Oui ces images partagées du Cameroun partout dans le monde sont ce que nous sommes vraiment.

Aujourd’hui, nous camerounais incarnons ce que nous avons toujours méprisé chez les autres Africains… Nous, les Camerounais, nous sommes devenus ce pays africain où un dictateur sanguinaire, le plus vieux du monde, s’accroche jusqu’a ses 100 ans au pouvoir dans sa tremblote, tandis que les plus jeunes n’arrivent souvent pas à vivre au-delà de 50 ans… si l’on peut encore appeler cela « vivre ». Oui, nous sommes devenus ce pays-là.
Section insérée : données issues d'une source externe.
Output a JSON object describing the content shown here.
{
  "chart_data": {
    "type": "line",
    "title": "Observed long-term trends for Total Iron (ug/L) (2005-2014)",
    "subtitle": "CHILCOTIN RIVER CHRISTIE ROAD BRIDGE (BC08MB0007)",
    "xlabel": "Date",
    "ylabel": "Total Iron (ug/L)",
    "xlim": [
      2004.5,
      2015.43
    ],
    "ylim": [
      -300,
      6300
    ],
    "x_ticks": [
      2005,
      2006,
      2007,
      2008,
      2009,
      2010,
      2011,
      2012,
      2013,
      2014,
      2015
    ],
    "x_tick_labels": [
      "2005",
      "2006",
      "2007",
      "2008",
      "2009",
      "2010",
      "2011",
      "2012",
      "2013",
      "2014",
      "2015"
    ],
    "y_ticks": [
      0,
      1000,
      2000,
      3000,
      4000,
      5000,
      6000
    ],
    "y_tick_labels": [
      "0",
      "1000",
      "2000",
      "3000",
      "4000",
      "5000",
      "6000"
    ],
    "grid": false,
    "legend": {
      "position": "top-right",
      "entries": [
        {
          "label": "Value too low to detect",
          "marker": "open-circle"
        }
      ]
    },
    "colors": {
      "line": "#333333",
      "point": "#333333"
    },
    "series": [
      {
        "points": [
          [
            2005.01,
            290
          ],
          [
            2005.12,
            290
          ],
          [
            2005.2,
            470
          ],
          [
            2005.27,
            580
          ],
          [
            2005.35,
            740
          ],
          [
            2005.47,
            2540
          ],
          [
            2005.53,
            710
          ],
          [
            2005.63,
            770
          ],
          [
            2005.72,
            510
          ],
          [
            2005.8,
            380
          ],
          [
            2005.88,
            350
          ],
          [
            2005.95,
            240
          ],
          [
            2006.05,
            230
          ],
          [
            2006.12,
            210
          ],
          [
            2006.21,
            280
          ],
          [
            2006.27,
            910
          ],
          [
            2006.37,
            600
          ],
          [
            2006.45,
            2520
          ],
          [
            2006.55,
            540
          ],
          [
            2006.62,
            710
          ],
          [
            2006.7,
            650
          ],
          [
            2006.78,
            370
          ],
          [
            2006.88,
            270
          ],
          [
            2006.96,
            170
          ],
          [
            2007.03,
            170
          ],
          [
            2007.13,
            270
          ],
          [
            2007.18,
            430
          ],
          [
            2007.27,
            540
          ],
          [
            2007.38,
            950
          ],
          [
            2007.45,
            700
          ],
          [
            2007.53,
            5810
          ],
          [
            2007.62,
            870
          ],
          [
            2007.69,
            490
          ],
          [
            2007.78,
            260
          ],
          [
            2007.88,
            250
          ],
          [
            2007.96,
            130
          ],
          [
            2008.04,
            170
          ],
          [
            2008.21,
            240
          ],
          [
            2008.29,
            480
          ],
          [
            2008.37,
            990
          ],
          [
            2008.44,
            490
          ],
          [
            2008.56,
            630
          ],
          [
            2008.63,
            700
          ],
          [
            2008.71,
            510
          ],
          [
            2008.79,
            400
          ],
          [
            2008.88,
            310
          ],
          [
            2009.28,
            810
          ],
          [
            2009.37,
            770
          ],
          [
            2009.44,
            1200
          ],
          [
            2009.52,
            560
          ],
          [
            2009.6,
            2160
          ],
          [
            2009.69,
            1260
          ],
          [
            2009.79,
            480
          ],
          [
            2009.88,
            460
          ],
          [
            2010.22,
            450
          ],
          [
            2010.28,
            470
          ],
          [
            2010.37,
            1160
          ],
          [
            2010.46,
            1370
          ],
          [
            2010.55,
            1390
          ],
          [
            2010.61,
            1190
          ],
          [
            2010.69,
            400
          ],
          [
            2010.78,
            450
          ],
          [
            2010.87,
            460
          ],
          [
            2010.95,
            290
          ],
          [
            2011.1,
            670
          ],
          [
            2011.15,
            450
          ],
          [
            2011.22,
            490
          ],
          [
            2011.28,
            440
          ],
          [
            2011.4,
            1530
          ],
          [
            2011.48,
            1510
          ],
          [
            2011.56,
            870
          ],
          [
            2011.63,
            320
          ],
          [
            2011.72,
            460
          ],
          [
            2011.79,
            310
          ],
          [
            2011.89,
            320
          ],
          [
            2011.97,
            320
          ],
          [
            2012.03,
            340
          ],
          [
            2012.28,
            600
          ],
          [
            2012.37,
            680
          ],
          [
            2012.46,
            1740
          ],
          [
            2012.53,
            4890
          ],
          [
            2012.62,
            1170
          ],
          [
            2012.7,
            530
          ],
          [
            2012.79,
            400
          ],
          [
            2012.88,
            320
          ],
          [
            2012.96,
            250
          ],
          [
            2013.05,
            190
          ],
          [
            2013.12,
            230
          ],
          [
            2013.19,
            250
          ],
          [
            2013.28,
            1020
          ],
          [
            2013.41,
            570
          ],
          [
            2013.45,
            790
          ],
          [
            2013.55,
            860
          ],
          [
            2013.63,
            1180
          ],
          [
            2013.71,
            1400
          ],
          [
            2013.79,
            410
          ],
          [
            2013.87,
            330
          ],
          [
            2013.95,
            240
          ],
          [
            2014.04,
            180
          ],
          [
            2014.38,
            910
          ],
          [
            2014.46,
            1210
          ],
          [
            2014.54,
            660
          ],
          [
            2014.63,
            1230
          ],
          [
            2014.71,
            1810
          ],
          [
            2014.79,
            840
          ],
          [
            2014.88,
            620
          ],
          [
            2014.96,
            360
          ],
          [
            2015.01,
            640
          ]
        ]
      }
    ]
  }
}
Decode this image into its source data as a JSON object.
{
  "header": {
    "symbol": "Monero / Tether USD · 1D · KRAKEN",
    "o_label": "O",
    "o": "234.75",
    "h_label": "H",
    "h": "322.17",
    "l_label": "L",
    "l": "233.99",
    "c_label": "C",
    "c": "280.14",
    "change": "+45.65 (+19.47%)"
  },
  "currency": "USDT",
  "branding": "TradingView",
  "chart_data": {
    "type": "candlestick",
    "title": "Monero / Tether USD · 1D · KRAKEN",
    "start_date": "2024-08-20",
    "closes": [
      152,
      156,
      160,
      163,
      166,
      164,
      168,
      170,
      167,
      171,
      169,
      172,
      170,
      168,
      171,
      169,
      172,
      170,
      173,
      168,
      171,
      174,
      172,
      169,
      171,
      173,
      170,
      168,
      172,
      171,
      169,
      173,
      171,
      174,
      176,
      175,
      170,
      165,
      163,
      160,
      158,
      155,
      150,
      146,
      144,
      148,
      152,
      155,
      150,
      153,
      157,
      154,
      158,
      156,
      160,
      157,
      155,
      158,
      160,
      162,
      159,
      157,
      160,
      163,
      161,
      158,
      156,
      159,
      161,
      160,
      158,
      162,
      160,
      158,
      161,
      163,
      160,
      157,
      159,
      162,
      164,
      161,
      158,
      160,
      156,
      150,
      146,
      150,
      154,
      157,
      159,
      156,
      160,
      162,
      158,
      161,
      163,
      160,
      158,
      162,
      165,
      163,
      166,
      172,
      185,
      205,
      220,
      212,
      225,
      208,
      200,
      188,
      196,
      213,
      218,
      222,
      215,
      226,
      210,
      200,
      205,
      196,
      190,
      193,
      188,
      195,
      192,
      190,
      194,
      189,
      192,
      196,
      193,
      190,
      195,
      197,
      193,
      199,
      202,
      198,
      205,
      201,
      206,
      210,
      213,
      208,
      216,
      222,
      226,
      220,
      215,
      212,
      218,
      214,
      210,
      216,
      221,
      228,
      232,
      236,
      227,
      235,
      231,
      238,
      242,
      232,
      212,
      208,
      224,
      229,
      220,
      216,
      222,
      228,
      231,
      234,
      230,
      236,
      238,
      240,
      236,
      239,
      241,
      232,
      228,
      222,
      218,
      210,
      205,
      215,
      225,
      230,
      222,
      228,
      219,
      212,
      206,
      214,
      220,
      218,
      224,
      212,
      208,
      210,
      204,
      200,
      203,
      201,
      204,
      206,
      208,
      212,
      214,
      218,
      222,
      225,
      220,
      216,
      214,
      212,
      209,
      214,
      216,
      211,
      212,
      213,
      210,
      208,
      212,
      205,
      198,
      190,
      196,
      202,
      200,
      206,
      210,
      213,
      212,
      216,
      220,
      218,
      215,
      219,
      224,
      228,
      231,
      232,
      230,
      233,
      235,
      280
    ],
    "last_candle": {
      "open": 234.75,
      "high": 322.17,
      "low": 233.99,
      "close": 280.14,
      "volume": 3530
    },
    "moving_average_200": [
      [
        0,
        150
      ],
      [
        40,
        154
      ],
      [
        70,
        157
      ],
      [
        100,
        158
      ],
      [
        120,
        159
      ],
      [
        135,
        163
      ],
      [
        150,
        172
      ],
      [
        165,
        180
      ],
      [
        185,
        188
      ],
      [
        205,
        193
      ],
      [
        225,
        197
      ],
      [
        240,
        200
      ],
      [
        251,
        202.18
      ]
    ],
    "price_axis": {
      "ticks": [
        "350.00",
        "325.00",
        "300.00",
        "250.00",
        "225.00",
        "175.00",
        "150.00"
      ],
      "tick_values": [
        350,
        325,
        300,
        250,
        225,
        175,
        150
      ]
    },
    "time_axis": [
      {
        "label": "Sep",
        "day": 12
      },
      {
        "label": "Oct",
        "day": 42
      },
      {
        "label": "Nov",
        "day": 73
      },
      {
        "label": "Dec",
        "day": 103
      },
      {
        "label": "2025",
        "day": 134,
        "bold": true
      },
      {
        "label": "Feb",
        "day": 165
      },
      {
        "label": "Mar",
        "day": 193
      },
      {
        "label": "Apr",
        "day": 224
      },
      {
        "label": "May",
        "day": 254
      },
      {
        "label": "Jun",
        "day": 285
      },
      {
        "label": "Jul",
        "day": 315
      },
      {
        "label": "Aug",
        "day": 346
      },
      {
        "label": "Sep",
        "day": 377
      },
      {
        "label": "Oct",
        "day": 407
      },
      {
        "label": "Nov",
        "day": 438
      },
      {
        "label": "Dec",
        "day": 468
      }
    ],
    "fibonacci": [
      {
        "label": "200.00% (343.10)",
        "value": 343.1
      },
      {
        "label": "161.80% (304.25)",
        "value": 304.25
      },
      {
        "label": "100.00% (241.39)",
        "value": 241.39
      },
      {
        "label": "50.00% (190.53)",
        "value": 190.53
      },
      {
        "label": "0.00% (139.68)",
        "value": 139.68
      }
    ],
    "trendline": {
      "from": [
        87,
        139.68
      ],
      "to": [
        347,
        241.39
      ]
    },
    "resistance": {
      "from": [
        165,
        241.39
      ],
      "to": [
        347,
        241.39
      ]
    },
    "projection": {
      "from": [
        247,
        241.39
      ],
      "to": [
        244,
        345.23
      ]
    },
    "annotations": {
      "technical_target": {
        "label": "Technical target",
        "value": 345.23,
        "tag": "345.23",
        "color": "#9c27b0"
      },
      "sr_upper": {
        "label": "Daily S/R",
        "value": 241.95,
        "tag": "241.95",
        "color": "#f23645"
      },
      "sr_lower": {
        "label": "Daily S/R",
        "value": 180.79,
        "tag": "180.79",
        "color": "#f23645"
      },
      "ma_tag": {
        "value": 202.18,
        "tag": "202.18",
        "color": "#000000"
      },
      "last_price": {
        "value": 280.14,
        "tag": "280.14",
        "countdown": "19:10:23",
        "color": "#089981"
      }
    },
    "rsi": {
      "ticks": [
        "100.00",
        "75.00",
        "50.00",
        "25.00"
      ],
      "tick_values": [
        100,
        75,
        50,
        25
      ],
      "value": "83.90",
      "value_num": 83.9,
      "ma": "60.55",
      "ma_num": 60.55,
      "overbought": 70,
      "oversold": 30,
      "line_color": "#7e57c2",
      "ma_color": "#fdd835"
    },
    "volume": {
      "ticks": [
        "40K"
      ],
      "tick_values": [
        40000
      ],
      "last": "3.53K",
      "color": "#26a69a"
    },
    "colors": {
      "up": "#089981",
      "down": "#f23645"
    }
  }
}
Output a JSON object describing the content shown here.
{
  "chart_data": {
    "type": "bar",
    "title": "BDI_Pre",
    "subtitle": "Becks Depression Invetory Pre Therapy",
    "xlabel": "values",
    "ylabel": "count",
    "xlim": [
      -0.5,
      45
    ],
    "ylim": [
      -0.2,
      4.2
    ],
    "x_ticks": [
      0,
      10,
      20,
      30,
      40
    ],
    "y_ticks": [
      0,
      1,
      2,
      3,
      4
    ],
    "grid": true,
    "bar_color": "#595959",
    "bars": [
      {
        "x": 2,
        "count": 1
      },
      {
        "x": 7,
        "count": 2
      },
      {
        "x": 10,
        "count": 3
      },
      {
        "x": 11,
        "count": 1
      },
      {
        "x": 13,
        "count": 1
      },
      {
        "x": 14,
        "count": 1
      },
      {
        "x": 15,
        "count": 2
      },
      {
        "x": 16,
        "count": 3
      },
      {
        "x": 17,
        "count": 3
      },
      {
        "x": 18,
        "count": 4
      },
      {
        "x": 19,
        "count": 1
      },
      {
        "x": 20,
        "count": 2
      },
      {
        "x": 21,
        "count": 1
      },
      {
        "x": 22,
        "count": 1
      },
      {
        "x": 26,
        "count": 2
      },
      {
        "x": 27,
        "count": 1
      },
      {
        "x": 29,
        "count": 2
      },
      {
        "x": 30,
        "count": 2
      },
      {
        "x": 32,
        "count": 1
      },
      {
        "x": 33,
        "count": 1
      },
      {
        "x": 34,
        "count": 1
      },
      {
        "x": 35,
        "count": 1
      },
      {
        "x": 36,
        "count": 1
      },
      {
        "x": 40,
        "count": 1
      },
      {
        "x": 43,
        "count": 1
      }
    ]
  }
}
Quand on prononcera « Cameroun », ce sera désormais le nom d’un pays où les gendarmes sont devenus des tontons macoutes, tirant à balles réelles dans les rues de Douala, Garoua, Bafoussam… Où une tribu traque ou assujettit les autres. Où l’épouse du président d’un pays pauvre se pavane dans l’extravagance des sacs Louis Vuitton à 20 millions de francs CFA, pendant qu’on meurt dans les hôpitaux publics faute de pouvoir payer 10 000 francs CFA.
Oui, depuis quelques jours nous sommes devenus tout cela aux yeux du monde. Nous sommes devenus cette démocratie bananière où des vieux noirs aux perruques de vieux blancs prends 15 jours pour tricher. Et dès qu’un candidat gagne une élection contre le président qui se veut président a vie, des commandos et des tireurs d’élite viennent arrêter ses membres et disent au peuple qu’ils commettaient un coup d’État. Un narratif classique d’un pays digne d’un Far West, qu’ils appellent Républiques juste pour profiter des institutions inventées par le génie du Blanc et s’accaparer les biens des autres, ce que leurs villages n’auraient jamais permis.
Quand les Blancs le disaient dans le film Africa Adioo, je les traitais de racistes : « Maintenant que le Blanc est parti, l’Afrique Noire est foutue », disaient-ils. Et pourtant… c’est exactement ce qu’est devenu le Cameroun : une chose du Blanc, tropicalisée avec les excès, la boulimie et les tares du Noir. Des gens égoïstes, méchants, incapables : les vieux prennent tout, laissant leurs enfants exsangues ; le peuple est traité comme des bêtes, assassiné par ses propres dirigeants ; la corruption est un mot faible, l’argent du pays ne construit rien, il sert à acheter tout le monde : religieux, imams, chefs traditionnels, dont le rôle est vidé de sa substance. On prie pour le dictateur et sa femme, on les bénit, on leur donne des pouvoirs traditionnels… Nous sommes devenus ce pays qui n’a rien contre le voleur, le menteur, le fraudeur et le tricheur. Quand on voit ce que le Cameroun est devenu, je me demande qui a donné au blanc cette monstrueuse idée de faire de nous une République ?
Nous, les Camerounais, qui avons longtemps regardé le reste de l’Afrique avec mépris, retournons sur nous-mêmes ce regard. Pourquoi n’avons-nous pas vu depuis des décennies notre propre descente aux enfers, celle qui pousse chaque jour davantage de jeunes à fuir le pays sans qu’on ne dise jamais rien ? Aujourd’hui, il n’y a pas un seul pays au monde ou on ne trouve pas un Camerounais… et pour ces jeunes qui fuient, tout est désormais ailleurs, sauf le Cameroun.
Qu’espérions-nous donc ? Que le monde ne nous verrait jamais ? Que Roger Milla et Samuel Eto’o suffiraient à masquer la réalité ? Que le reste du monde continuerait à chanter nos louanges ? Ces yeux voilés du monde, qui n’ont jamais su ce qui se passait au Cameroun, un pays invisibilisé depuis les luttes nationalistes… pensez-vous qu’ils ne verraient jamais l’anéantissement du génie camerounais ?
Voici donc les images du Cameroun, partagées partout dans le monde. Des images qui sont un miroir de la honte. Et je vous souhaite de ressentir, comme moi, le saisissement d’être vus.